Arcayürek Ulus’un ardından Vatan, Ankara Akşam Haberleri, tekrar Ulus, Anka Haber Ajansı, Akis, Hürriyet, Tercüman, Milliyet, Güneş ve Bugün gazetelerinde çalışır. Milliyet gazetesinde ve Metin Toker’in yayımladığı Akis dergisinde hem yazarlık hem de genel yayın müdürlüğü yapan Arcayürek, Akis’teki bir yazısı nedeniyle cezaeviyle tanışır. Tutukluluk sonrası iş bulamayınca daktilosunu bir avukat arkadaşının bürosuna atar ve orada çalışmaya başlar. Türkiye 27 Mayıs 1960 darbesine gebeyken Hürriyet’ten davet alan Arcayürek hayatının haberine bu çatı altında imza atar. ABD Başkanı Lyndon B. Johnson’ın 5 Haziran 1964’te dönemin Başbakanı İsmet İnönü’ye Türkiye’nin Kıbrıs’a müdahalesini önlemek amacıyla kaba bir üslupla yazıp gönderdiği gizli mektubu ele geçirir. Kıbrıs’a çıkarma yapmaya giden Türk gemilerini geri döndüren ve iki yıl sonra 13 Ocak 1966’da tam metin olarak Hürriyet’te yayınlanan “Johnson’un Mektubu”, hakkında soruşturma ve davaların açılmasına neden olsa da, o bu haberle artık “Yılın Gazetecisi”dir. Süleyman Demirel’in “Barajlar Kralı” olarak anılmasına ve 1964’te AP Genel Başkanlığı’na seçilmesine katkı sağlayan röportajın altında da onun imzası vardır.

Haberin Devamı

ORDUDAN UYARI MEKTUBU
1971’de ülke yeni bir darbe sürecine girerken, Arcayürek darbe aleyhine yazıları nedeniyle, patronu ve arkadaşı Erol Simavi’nin emriyle, kendini Zürih’te bulur. Burada gittiği fotoğrafçılık kursu, Kıbrıs harekâtında Ada’ya ilk ayak basan gazeteci olarak çok işine yarar. Mersin’de bekleyen meslektaşlarını atlatarak, ilk askeri birlikle Ada’ya çıkan Arcayürek’in fotoğrafları tüm dünyaya satılır.

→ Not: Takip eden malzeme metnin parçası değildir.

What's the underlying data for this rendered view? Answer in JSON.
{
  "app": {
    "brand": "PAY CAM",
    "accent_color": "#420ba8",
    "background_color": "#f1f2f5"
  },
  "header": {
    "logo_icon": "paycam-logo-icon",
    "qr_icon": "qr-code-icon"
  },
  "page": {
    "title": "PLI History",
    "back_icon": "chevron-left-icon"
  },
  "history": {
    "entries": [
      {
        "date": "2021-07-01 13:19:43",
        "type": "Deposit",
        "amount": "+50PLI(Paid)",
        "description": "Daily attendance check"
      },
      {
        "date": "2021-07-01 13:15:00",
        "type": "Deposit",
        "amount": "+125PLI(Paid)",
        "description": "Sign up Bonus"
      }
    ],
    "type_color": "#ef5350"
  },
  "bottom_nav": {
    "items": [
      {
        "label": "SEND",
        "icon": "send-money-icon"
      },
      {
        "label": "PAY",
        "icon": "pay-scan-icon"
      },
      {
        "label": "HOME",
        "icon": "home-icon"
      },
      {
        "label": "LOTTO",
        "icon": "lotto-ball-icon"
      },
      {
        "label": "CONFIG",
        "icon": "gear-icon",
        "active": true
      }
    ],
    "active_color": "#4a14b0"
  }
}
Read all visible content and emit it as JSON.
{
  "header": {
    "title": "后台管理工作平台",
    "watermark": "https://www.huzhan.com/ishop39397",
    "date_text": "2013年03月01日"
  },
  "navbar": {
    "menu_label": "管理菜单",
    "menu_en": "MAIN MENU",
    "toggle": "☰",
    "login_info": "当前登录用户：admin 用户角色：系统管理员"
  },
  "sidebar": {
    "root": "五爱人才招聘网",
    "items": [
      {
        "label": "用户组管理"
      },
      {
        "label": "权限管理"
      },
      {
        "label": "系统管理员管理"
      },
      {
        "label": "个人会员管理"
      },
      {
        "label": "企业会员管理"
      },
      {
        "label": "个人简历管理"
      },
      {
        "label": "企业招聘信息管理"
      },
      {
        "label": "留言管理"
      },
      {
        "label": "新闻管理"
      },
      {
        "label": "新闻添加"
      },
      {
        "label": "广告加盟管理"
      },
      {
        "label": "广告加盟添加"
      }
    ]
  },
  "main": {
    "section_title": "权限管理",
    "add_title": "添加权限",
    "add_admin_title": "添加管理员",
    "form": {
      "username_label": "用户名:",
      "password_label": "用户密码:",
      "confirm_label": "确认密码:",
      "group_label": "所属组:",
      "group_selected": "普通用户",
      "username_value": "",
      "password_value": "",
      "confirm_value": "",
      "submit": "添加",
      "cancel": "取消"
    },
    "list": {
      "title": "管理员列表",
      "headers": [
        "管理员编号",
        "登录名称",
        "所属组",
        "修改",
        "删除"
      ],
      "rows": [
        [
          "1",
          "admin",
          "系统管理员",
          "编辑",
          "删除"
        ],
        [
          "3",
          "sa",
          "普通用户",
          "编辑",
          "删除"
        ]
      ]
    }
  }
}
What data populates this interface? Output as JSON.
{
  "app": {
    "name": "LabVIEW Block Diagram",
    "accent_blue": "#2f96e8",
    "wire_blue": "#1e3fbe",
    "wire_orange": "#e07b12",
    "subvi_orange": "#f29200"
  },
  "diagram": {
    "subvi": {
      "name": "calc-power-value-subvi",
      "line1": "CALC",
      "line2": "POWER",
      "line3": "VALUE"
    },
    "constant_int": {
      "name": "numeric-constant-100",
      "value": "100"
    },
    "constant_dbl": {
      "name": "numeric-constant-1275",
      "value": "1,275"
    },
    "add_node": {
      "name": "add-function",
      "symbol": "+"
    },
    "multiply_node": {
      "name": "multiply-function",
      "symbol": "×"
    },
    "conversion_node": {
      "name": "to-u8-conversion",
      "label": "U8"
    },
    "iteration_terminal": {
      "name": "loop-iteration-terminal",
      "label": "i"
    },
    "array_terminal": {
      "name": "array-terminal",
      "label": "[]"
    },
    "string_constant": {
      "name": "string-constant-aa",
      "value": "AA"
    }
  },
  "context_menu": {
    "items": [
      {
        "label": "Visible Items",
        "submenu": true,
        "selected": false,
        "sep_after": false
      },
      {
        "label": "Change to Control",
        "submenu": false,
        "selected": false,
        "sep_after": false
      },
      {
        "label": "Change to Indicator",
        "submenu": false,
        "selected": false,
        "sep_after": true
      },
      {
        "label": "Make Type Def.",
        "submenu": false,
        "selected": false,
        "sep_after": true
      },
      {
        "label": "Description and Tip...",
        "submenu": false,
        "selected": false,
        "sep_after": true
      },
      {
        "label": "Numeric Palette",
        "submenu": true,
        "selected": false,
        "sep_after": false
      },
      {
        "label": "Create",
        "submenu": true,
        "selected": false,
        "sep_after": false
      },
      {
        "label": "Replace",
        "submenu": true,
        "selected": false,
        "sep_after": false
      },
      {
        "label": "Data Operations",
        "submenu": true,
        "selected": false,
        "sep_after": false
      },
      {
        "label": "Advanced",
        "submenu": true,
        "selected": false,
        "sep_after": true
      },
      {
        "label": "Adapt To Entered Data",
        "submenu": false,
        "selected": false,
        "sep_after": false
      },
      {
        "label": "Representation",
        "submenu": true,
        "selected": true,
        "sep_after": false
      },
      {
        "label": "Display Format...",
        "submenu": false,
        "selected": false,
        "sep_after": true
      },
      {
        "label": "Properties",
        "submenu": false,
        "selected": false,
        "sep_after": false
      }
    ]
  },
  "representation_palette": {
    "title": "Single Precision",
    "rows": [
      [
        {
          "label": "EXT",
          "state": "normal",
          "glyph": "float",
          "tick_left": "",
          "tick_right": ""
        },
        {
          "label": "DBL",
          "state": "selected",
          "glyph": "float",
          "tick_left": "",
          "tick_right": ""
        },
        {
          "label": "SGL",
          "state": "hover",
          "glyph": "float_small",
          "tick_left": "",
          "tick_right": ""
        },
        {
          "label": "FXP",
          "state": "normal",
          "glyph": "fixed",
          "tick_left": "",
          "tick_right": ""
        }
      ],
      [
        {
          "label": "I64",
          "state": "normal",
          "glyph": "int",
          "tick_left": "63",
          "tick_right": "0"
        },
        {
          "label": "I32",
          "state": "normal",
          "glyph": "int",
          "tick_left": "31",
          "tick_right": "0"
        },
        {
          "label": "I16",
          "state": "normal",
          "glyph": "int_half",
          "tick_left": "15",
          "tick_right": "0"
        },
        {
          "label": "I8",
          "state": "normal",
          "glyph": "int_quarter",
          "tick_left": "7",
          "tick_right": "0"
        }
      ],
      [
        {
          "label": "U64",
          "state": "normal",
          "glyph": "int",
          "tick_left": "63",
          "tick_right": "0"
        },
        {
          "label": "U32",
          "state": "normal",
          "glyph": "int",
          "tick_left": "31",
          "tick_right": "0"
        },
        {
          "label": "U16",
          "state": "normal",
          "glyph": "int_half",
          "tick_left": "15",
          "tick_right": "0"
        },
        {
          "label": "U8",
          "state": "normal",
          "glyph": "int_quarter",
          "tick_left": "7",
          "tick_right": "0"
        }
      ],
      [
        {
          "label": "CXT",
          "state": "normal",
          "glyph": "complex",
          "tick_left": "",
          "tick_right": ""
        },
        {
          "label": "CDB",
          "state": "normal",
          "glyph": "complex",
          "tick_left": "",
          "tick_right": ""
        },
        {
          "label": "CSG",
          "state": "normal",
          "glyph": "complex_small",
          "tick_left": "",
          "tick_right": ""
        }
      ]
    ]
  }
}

2 Ocak 1980 sabahı Hürriyet gazetesini alanlar Arcayürek’in Türk tarihine damga vuran başka bir atlatma haberiyle karşılaşır. Bir gün önce, herkes yılbaşı mahmurluğunu yaşarken, Genelkurmay Başkanı ve Kuvvet Komutanları Çankaya Köşkü’ne çıkmıştır. Türkiye olağan olmayan bu ziyaretin nedenini, akşam evinde radyodan duyduğu tek cümlelik haberden kuşkulanarak peşine düşen Arcayürek’in kaleminden öğrenir. Ordu, anarşiye karşı bütün anayasal kuruluşların birleşmesi için 12 Eylül 1980 darbesinden 9 ay önce uyarı mektubu vermiştir. Arcayürek’in gazeteciliği, Basın Sitesi’nde karşı bloğunda oturan ve “Çalışma odanın ışığını görünce uykum kaçıyor” diyen rahmetli Mustafa Ekmekçi başta olmak üzere pek çok gazetecinin uykusunu kaçırır.

Haberin Devamı

22 yıl çalıştığı Hürriyet’ten 1982’de ayrılan Arcayürek, 1985 yılından bu yana Cumhuriyet gazetesinde yazıyordu. Bülent Ecevit ile birlikte gazetecilik yapan, Atatürk’ten bu yana Türkiye’nin tüm cumhurbaşkanlarına tanıklığının yanı sıra bir süre 9. Cumhurbaşkanı Demirel’in de başdanışmanlığını yapan Arcayürek, yazdıklarıyla Demirel’i dahi kızdırdı. “Gazeteci kaldım, gazeteci öleceğim” diyerek yakın tarihe ışık tutan 40’a yakın kitap yazdı. Çocuğu olmayan Arcayürek, 1960’tan bu yana Esin Arcayürek ile evliydi.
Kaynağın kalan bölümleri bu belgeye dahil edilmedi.